Berikut adalah rangkuman komprehensif dan terstruktur dari konten video berdasarkan transkrip yang diberikan:
Internalisasi Core Values ASN Berakhlak: Membangun SDM Unggul di Era Disrupsi
Inti Sari (Executive Summary)
Video ini merupakan dokumentasi webinar seri "ASN Belajar" ke-12 yang diselenggarakan oleh BPSDM Provinsi Jawa Timur. Topik utamanya berfokus pada Internalisasi Core Values ASN Berakhlak sebagai pondasi untuk membentuk Aparatur Sipil Negara yang kompeten, adaptif, dan berintegritas di tengah tantangan era disrupsi (VUCA) dan revolusi industri. Narasumber, termasuk perwakilan dari ESQ dan Gubernur Jawa Timur, menekankan pentingnya peningkatan kapasitas diri, transformasi budaya kerja, dan pergeseran motivasi kerja menuju "Bangga Melayani Bangsa".
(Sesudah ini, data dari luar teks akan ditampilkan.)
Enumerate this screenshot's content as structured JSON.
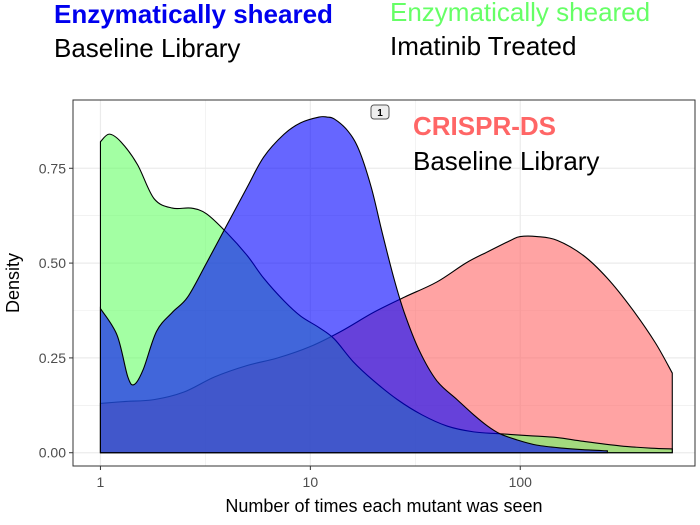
{
  "chart_data": {
    "type": "area",
    "xlabel": "Number of times each mutant was seen",
    "ylabel": "Density",
    "x_scale": "log10",
    "xlim": [
      0.74,
      680
    ],
    "ylim": [
      -0.035,
      0.93
    ],
    "x_ticks": [
      {
        "value": 1,
        "label": "1"
      },
      {
        "value": 10,
        "label": "10"
      },
      {
        "value": 100,
        "label": "100"
      }
    ],
    "y_ticks": [
      {
        "value": 0.0,
        "label": "0.00"
      },
      {
        "value": 0.25,
        "label": "0.25"
      },
      {
        "value": 0.5,
        "label": "0.50"
      },
      {
        "value": 0.75,
        "label": "0.75"
      }
    ],
    "grid": true,
    "panel_background": "#ffffff",
    "grid_color": "#ebebeb",
    "legend": "none",
    "series": [
      {
        "name": "",
        "color": "#ff6666",
        "points": [
          [
            1,
            0.13
          ],
          [
            1.3,
            0.135
          ],
          [
            1.8,
            0.14
          ],
          [
            2.5,
            0.16
          ],
          [
            3.5,
            0.2
          ],
          [
            5,
            0.23
          ],
          [
            7,
            0.25
          ],
          [
            10,
            0.28
          ],
          [
            14,
            0.32
          ],
          [
            20,
            0.37
          ],
          [
            28,
            0.41
          ],
          [
            40,
            0.45
          ],
          [
            55,
            0.5
          ],
          [
            70,
            0.53
          ],
          [
            90,
            0.56
          ],
          [
            100,
            0.57
          ],
          [
            120,
            0.57
          ],
          [
            150,
            0.56
          ],
          [
            200,
            0.52
          ],
          [
            260,
            0.46
          ],
          [
            340,
            0.38
          ],
          [
            440,
            0.29
          ],
          [
            530,
            0.21
          ]
        ]
      },
      {
        "name": "",
        "color": "#66ff66",
        "points": [
          [
            1,
            0.82
          ],
          [
            1.1,
            0.84
          ],
          [
            1.25,
            0.82
          ],
          [
            1.5,
            0.76
          ],
          [
            1.8,
            0.67
          ],
          [
            2.2,
            0.645
          ],
          [
            2.7,
            0.645
          ],
          [
            3.2,
            0.63
          ],
          [
            4,
            0.58
          ],
          [
            5,
            0.52
          ],
          [
            6,
            0.46
          ],
          [
            7.5,
            0.4
          ],
          [
            9,
            0.36
          ],
          [
            11,
            0.33
          ],
          [
            13,
            0.3
          ],
          [
            16,
            0.24
          ],
          [
            20,
            0.19
          ],
          [
            26,
            0.14
          ],
          [
            34,
            0.1
          ],
          [
            45,
            0.07
          ],
          [
            60,
            0.055
          ],
          [
            80,
            0.05
          ],
          [
            110,
            0.045
          ],
          [
            150,
            0.04
          ],
          [
            200,
            0.03
          ],
          [
            300,
            0.018
          ],
          [
            420,
            0.012
          ],
          [
            530,
            0.01
          ]
        ]
      },
      {
        "name": "",
        "color": "#0000ff",
        "points": [
          [
            1,
            0.38
          ],
          [
            1.2,
            0.31
          ],
          [
            1.35,
            0.2
          ],
          [
            1.45,
            0.18
          ],
          [
            1.6,
            0.22
          ],
          [
            1.85,
            0.32
          ],
          [
            2.2,
            0.37
          ],
          [
            2.6,
            0.41
          ],
          [
            3.2,
            0.5
          ],
          [
            4,
            0.6
          ],
          [
            5,
            0.7
          ],
          [
            6,
            0.78
          ],
          [
            7.5,
            0.84
          ],
          [
            9,
            0.87
          ],
          [
            11,
            0.885
          ],
          [
            12,
            0.885
          ],
          [
            13,
            0.88
          ],
          [
            15,
            0.85
          ],
          [
            17,
            0.8
          ],
          [
            19.5,
            0.7
          ],
          [
            22,
            0.58
          ],
          [
            25,
            0.46
          ],
          [
            28,
            0.37
          ],
          [
            33,
            0.27
          ],
          [
            40,
            0.19
          ],
          [
            50,
            0.14
          ],
          [
            60,
            0.1
          ],
          [
            70,
            0.07
          ],
          [
            80,
            0.05
          ],
          [
            95,
            0.035
          ],
          [
            120,
            0.02
          ],
          [
            160,
            0.012
          ],
          [
            200,
            0.008
          ],
          [
            260,
            0.005
          ]
        ]
      }
    ],
    "annotations": {
      "label_1": {
        "title": "Enzymatically sheared",
        "title_color": "#0000ee",
        "subtitle": "Baseline Library"
      },
      "label_2": {
        "title": "Enzymatically sheared",
        "title_color": "#66ff66",
        "subtitle": "Imatinib Treated"
      },
      "label_3": {
        "title": "CRISPR-DS",
        "title_color": "#ff6666",
        "subtitle": "Baseline Library"
      },
      "marker": "1"
    }
  }
}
Poin-Poin Kunci (Key Takeaways)
- Tantangan Era VUCA: ASN dituntut untuk meningkatkan kapasitas diri (analogi "mobil balap" vs "mobil kota") agar tidak kewalahan menghadapi perubahan teknologi dan kebijakan yang cepat.
- Core Values Berakhlak: Nilai dasar ASN terdiri dari Berorientasi Pelayanan, Akuntabel, Kompeten, Harmonis, Loyal, Adaptif, dan Kolaboratif.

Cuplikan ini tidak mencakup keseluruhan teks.